Many years ago when Aero Gear began our lean journey, we began a TPM (total preventative maintenance) program. It was an exciting time in the business as we transformed the company to flow the product and established the TPM program to ensure we kept the equipment running in order to support the flow. It was the beginning of establishing a partnership between the maintenance department and the operators running the equipment. The operators began performing daily/weekly checks and kept the maintenance staff informed of any issues with the equipment. The maintenance staff would perform the more in-depth maintenance typically every 6 months as well as any other problems/breakdowns.
This system has worked well for us for many years. As part of our Continuous Improvement efforts a couple of months ago we had a Kaizen in our maintenance department. The Kaizen started out as a 6S Kaizen, but soon led to discussions like “what is our vision for the maintenance department?” as well as “how do we do a better job predicting/preventing breakdowns?”.

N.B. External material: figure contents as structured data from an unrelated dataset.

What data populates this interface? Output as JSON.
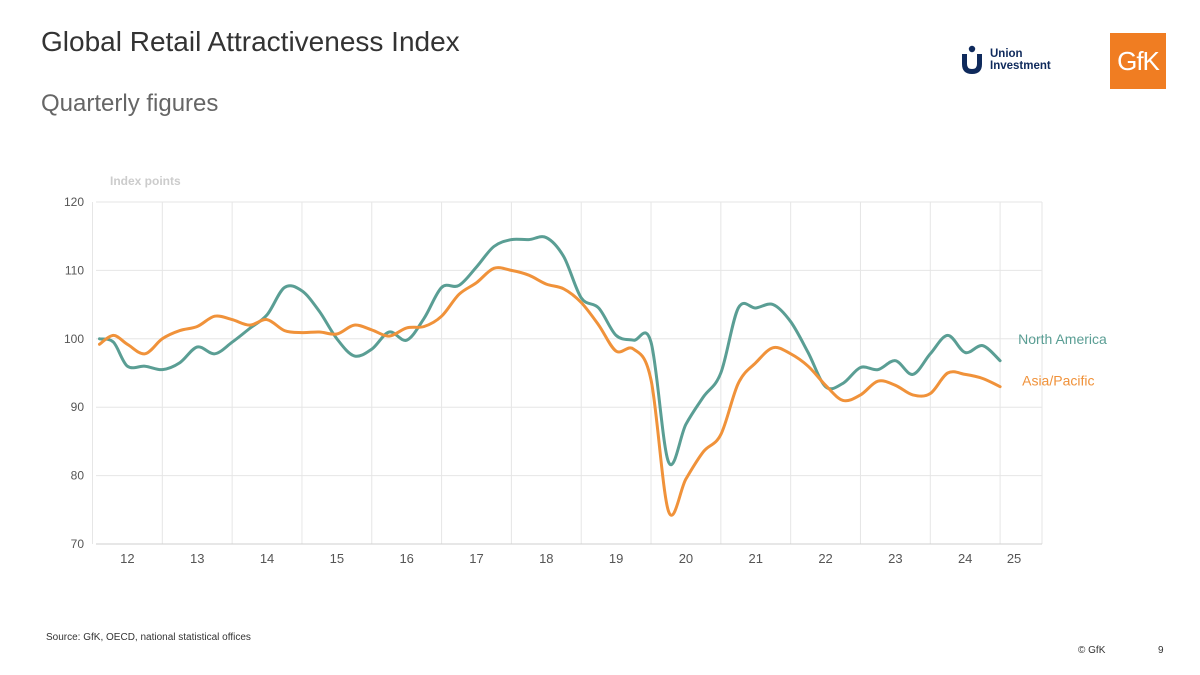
{
  "header": {
    "title": "Global Retail Attractiveness Index",
    "subtitle": "Quarterly figures"
  },
  "logos": {
    "union_investment_line1": "Union",
    "union_investment_line2": "Investment",
    "gfk": "GfK",
    "union_color": "#0f2a5c",
    "gfk_color": "#f07d22"
  },
  "footer": {
    "source": "Source: GfK, OECD, national statistical offices",
    "copyright": "© GfK",
    "page": "9"
  },
  "chart_data": {
    "type": "line",
    "ylabel": "Index points",
    "ylim": [
      70,
      120
    ],
    "yticks": [
      70,
      80,
      90,
      100,
      110,
      120
    ],
    "xlim": [
      2011.55,
      2025.1
    ],
    "xticks": [
      {
        "label": "12",
        "value": 2012.0
      },
      {
        "label": "13",
        "value": 2013.0
      },
      {
        "label": "14",
        "value": 2014.0
      },
      {
        "label": "15",
        "value": 2015.0
      },
      {
        "label": "16",
        "value": 2016.0
      },
      {
        "label": "17",
        "value": 2017.0
      },
      {
        "label": "18",
        "value": 2018.0
      },
      {
        "label": "19",
        "value": 2019.0
      },
      {
        "label": "20",
        "value": 2020.0
      },
      {
        "label": "21",
        "value": 2021.0
      },
      {
        "label": "22",
        "value": 2022.0
      },
      {
        "label": "23",
        "value": 2023.0
      },
      {
        "label": "24",
        "value": 2024.0
      },
      {
        "label": "25",
        "value": 2024.7
      }
    ],
    "gridlines_x": [
      2011.5,
      2012.5,
      2013.5,
      2014.5,
      2015.5,
      2016.5,
      2017.5,
      2018.5,
      2019.5,
      2020.5,
      2021.5,
      2022.5,
      2023.5,
      2024.5
    ],
    "grid": true,
    "series": [
      {
        "name": "North America",
        "color": "#5a9e94",
        "points": [
          [
            2011.6,
            100.0
          ],
          [
            2011.8,
            99.5
          ],
          [
            2012.0,
            96.0
          ],
          [
            2012.25,
            96.0
          ],
          [
            2012.5,
            95.5
          ],
          [
            2012.75,
            96.5
          ],
          [
            2013.0,
            98.8
          ],
          [
            2013.25,
            97.8
          ],
          [
            2013.5,
            99.5
          ],
          [
            2013.75,
            101.5
          ],
          [
            2014.0,
            103.5
          ],
          [
            2014.25,
            107.5
          ],
          [
            2014.5,
            107.0
          ],
          [
            2014.75,
            104.0
          ],
          [
            2015.0,
            100.0
          ],
          [
            2015.25,
            97.5
          ],
          [
            2015.5,
            98.5
          ],
          [
            2015.75,
            101.0
          ],
          [
            2016.0,
            99.8
          ],
          [
            2016.25,
            103.0
          ],
          [
            2016.5,
            107.5
          ],
          [
            2016.75,
            107.8
          ],
          [
            2017.0,
            110.5
          ],
          [
            2017.25,
            113.5
          ],
          [
            2017.5,
            114.5
          ],
          [
            2017.75,
            114.5
          ],
          [
            2018.0,
            114.8
          ],
          [
            2018.25,
            112.0
          ],
          [
            2018.5,
            106.0
          ],
          [
            2018.75,
            104.5
          ],
          [
            2019.0,
            100.5
          ],
          [
            2019.25,
            99.8
          ],
          [
            2019.5,
            99.5
          ],
          [
            2019.75,
            82.0
          ],
          [
            2020.0,
            87.5
          ],
          [
            2020.25,
            91.5
          ],
          [
            2020.5,
            95.0
          ],
          [
            2020.75,
            104.5
          ],
          [
            2021.0,
            104.5
          ],
          [
            2021.25,
            105.0
          ],
          [
            2021.5,
            102.5
          ],
          [
            2021.75,
            98.0
          ],
          [
            2022.0,
            93.0
          ],
          [
            2022.25,
            93.5
          ],
          [
            2022.5,
            95.8
          ],
          [
            2022.75,
            95.5
          ],
          [
            2023.0,
            96.8
          ],
          [
            2023.25,
            94.8
          ],
          [
            2023.5,
            97.8
          ],
          [
            2023.75,
            100.5
          ],
          [
            2024.0,
            98.0
          ],
          [
            2024.25,
            99.0
          ],
          [
            2024.5,
            96.8
          ]
        ]
      },
      {
        "name": "Asia/Pacific",
        "color": "#f0923a",
        "points": [
          [
            2011.6,
            99.2
          ],
          [
            2011.8,
            100.5
          ],
          [
            2012.0,
            99.2
          ],
          [
            2012.25,
            97.8
          ],
          [
            2012.5,
            100.0
          ],
          [
            2012.75,
            101.2
          ],
          [
            2013.0,
            101.8
          ],
          [
            2013.25,
            103.3
          ],
          [
            2013.5,
            102.8
          ],
          [
            2013.75,
            102.0
          ],
          [
            2014.0,
            102.8
          ],
          [
            2014.25,
            101.2
          ],
          [
            2014.5,
            100.9
          ],
          [
            2014.75,
            101.0
          ],
          [
            2015.0,
            100.7
          ],
          [
            2015.25,
            102.0
          ],
          [
            2015.5,
            101.3
          ],
          [
            2015.75,
            100.4
          ],
          [
            2016.0,
            101.6
          ],
          [
            2016.25,
            101.8
          ],
          [
            2016.5,
            103.3
          ],
          [
            2016.75,
            106.5
          ],
          [
            2017.0,
            108.2
          ],
          [
            2017.25,
            110.3
          ],
          [
            2017.5,
            110.0
          ],
          [
            2017.75,
            109.3
          ],
          [
            2018.0,
            108.0
          ],
          [
            2018.25,
            107.3
          ],
          [
            2018.5,
            105.3
          ],
          [
            2018.75,
            102.0
          ],
          [
            2019.0,
            98.2
          ],
          [
            2019.25,
            98.5
          ],
          [
            2019.5,
            94.0
          ],
          [
            2019.75,
            74.8
          ],
          [
            2020.0,
            79.5
          ],
          [
            2020.25,
            83.5
          ],
          [
            2020.5,
            86.0
          ],
          [
            2020.75,
            93.5
          ],
          [
            2021.0,
            96.5
          ],
          [
            2021.25,
            98.7
          ],
          [
            2021.5,
            97.8
          ],
          [
            2021.75,
            96.0
          ],
          [
            2022.0,
            93.2
          ],
          [
            2022.25,
            91.0
          ],
          [
            2022.5,
            91.8
          ],
          [
            2022.75,
            93.8
          ],
          [
            2023.0,
            93.2
          ],
          [
            2023.25,
            91.8
          ],
          [
            2023.5,
            92.0
          ],
          [
            2023.75,
            95.0
          ],
          [
            2024.0,
            94.8
          ],
          [
            2024.25,
            94.2
          ],
          [
            2024.5,
            93.0
          ]
        ]
      }
    ],
    "legend": "right-end labels"
  }
}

These discussions prompted us to locate an industry expert to help us establish a plan to take our maintenance efforts to the next level. This past month the industry expert (John Kravonthka) came to our company to facilitate a 3 day training Kaizen called “Maintenance Excellence Training” with tremendous success.
The training session involved the maintenance department as well as selected members of the operations team. It was a combination of classroom and “hands-on” with the equipment on the floor and resulted in:
1.) Developing a maintenance vision
2.) Identifying and having a plan for critical equipment
3.) Established a Goal: Zero equipment stoppages – how does equipment fail?
4.) Developed lubrication excellence
5.) Metrics: Measure against World Class Maintenance
6.) Developed a go-forward plan/strategy
This event turned out to be much more than a training session. It was a highly effective Kaizen that will lead to better productivity, profitability and pride in the workplace. It became apparent to our team that maintenance should not be viewed as a “necessary evil” but rather as an opportunity to be more successful. The other lesson learned was that Continuous Improvement means pushing the organization to be better and not settling for status quo. There are always ways to improve and perform better, reflecting our corporate ethos of insisting on excellence, throughout the Aero gear business.